= Nichidatsu Fujii's movement =

In 1981, Nichidatsu Fujii dispatched his followers to march and chant around the globe in support of the U.N. 2nd. special session for disarmament. In the U.S., marchers began in New Orleans, Los Angeles and San Francisco, and in Canada, marchers began in Montreal and Toronto. The San Francisco March began on Oct. 21, 1981 with a ceremony on Alcatraz. 13 marchers, being Buddhist followers of Nipponzan-Myōhōji, Native Americans, U.S. and German citizens, began the S.F. march. marching about 20 mile per day they were hosted each night by community groups in every town and on Native reservations. many mayors and town councils made proclamations and such honoring the peace and disarmament marchers. Over the course of the march citizens were moved to join. By the time they arrived in Chicago the S.F. marchers numbered about 30. In May 1982 the group of about 40 marchers from Toronto joined the S.F. group in Buffalo N.Y. at the International Peace Bridge doubling the size of the group. Through the state of N.Y. 10 to 20 people joined the march daily.
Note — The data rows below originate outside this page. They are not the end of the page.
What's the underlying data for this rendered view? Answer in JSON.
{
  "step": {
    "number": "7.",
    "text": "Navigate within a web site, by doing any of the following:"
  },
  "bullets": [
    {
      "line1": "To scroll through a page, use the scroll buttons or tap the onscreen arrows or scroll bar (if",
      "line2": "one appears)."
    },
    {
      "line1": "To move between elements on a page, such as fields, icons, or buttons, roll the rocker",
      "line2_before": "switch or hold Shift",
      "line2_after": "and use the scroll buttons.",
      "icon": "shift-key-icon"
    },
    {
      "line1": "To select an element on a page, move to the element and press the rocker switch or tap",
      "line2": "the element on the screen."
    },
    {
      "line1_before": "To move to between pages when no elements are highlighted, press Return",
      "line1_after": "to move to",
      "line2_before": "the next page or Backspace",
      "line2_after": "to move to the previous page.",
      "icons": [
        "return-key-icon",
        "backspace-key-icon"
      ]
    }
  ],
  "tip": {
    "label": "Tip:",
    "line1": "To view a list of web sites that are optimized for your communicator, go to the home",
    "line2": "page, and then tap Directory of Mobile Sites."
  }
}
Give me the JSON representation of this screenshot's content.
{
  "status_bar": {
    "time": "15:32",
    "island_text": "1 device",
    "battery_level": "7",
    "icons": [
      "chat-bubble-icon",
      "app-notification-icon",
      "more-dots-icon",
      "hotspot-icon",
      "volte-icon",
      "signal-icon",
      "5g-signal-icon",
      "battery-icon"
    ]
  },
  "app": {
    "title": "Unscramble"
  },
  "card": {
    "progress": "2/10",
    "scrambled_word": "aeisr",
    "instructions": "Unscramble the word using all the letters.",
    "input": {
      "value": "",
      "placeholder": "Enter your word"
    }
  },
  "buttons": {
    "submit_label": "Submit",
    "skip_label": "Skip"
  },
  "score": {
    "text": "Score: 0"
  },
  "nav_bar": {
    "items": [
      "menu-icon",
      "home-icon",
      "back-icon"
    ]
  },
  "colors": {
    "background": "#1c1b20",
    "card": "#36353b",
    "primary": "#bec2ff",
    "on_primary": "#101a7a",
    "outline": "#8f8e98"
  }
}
When the S.F. group walked across the George Washington Bridge they numbered about 300. The groups on other march routes also grew over the 7 months. On June 12, 1982, in Central Park Nipponzan-Myōhōji marchers from the U.S.A., Europe, Africa, and Asia, joined with mobilization for survival organizers and religious and peace groups from around the world in a peaceful demonstration for disarmament of many million people.